Con i boss non si poteva parlare direttamente: niente telefonate né tecnologia di nessun tipo. Solo pochi “eletti” potevano avere un rapporto con Antonio Piromalli, pochi picciotti fidati che portavano “il verbo” agli affiliati a Gioia Tauro. È quanto emerge dalla lettura dei verbali di Francesco Trunfio, l'ex soldato del clan Piromalli divenuto collaboratore di giustizia nello scorso dicembre.

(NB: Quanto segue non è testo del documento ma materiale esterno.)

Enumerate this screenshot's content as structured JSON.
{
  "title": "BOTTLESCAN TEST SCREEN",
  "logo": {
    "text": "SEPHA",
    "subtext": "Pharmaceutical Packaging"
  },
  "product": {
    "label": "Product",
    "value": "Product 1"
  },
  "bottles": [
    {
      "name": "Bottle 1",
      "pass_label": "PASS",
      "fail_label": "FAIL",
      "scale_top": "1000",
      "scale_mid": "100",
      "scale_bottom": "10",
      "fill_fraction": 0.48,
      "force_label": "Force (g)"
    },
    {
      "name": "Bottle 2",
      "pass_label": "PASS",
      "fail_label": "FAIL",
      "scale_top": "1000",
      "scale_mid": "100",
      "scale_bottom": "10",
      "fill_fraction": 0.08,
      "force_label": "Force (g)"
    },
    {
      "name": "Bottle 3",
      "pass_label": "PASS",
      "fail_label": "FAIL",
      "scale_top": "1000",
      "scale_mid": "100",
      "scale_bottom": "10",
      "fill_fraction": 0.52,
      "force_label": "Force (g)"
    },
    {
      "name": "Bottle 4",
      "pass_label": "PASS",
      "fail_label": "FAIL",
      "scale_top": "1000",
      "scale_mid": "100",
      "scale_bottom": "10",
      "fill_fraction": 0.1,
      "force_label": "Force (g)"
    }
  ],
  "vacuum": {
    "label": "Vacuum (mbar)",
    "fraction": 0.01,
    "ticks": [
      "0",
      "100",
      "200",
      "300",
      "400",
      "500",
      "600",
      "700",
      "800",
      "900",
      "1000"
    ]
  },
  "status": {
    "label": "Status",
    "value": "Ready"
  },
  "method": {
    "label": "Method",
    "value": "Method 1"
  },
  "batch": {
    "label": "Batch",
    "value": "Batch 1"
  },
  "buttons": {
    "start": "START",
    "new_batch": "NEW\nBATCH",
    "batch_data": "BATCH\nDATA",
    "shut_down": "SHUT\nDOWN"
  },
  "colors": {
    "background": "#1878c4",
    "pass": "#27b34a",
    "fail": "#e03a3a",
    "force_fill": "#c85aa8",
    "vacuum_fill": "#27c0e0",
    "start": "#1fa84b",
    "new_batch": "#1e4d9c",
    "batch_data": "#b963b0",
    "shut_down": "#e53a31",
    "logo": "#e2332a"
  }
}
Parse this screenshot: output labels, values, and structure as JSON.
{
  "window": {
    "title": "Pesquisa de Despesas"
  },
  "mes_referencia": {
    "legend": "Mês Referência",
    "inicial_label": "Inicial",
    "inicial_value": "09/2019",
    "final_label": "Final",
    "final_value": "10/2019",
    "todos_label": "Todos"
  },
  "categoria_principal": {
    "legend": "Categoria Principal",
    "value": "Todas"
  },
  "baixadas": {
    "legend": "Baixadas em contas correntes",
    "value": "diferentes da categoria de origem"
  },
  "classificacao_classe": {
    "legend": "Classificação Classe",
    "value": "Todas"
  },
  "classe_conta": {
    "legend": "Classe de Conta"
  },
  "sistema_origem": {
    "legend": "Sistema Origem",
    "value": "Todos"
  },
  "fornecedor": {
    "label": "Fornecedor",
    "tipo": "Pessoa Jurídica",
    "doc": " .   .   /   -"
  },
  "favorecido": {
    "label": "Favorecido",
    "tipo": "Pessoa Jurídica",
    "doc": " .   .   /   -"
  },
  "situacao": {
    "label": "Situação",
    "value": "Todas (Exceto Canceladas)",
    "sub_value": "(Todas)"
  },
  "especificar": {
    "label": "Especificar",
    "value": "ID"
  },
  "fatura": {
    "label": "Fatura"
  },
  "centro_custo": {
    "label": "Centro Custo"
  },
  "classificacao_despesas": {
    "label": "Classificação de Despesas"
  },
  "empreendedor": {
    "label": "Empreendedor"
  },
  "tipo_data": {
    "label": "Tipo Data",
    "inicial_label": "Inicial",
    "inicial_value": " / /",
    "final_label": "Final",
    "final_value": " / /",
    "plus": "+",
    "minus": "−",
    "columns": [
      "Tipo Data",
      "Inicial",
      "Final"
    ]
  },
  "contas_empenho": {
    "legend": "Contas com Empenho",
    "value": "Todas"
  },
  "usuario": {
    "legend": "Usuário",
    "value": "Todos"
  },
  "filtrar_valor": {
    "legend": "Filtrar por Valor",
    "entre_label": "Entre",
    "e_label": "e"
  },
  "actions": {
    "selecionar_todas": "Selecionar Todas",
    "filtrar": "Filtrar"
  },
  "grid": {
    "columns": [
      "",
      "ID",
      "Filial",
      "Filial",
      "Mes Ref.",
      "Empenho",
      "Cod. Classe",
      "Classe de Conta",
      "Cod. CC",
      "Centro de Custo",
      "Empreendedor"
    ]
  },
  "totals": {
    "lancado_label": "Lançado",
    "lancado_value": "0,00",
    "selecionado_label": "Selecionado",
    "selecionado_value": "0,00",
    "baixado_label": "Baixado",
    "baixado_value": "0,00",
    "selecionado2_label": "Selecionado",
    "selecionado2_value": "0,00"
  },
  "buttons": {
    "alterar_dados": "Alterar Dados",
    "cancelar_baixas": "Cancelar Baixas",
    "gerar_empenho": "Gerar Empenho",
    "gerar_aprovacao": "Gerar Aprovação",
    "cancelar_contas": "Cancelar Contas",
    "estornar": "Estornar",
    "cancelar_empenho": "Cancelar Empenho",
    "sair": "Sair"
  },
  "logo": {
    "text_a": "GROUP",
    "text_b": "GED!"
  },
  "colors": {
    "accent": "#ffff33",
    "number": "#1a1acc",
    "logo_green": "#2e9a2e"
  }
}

«Michele D'Agostino - spiega il pentito ai magistrati della Dda reggina, come riporta la Gazzetta del Sud in edicola - era coinvolto nella catena di messaggi che venivano trasmessi da Gioia Tauro e arrivavano a Milano e viceversa. Occorreva infatti un modo per tenersi in contatto con Antonio Piromalli, che ancorché non abbia mai vissuto a Gioia Tauro, comandava sul territorio.
C'era un ordine di Antonio Piromalli «per tutti noi: nessuno doveva chiamare al telefono». Il giovane boss, figlio del mamasantissima Pino Piromalli detto “facciazza”, era una specie di ombra, che comandava il clan da Milano, ma che a Gioia Tauro aveva orecchie e occhi fidati.
«Quando la famiglia di Antonio Piromalli scese per le vacanze estive nell'anno 2014 o 2015 - aggiunge Trunfio - Francesco Sciacca (cognato di Piromalli, ndr) si recò da Teodoro Mazzaferro per reperire un appartamento per i congiunti. Mio zio Gino Trunfio che era proprietario di immobili al centro di Gioia Tauro, mise a disposizione dei congiunti del capo un appartamento ubicato sul corso di fronte alla Chiesa».
Ritornando alla filiera che permetteva a Piromalli di comunicare con gli affiliati, Trunfio sostiene che «tutti sapevamo che a trasferire le ambasciate da Gioia Tauro e viceversa ad Antonio Piromalli era Pasquale Guerrisi».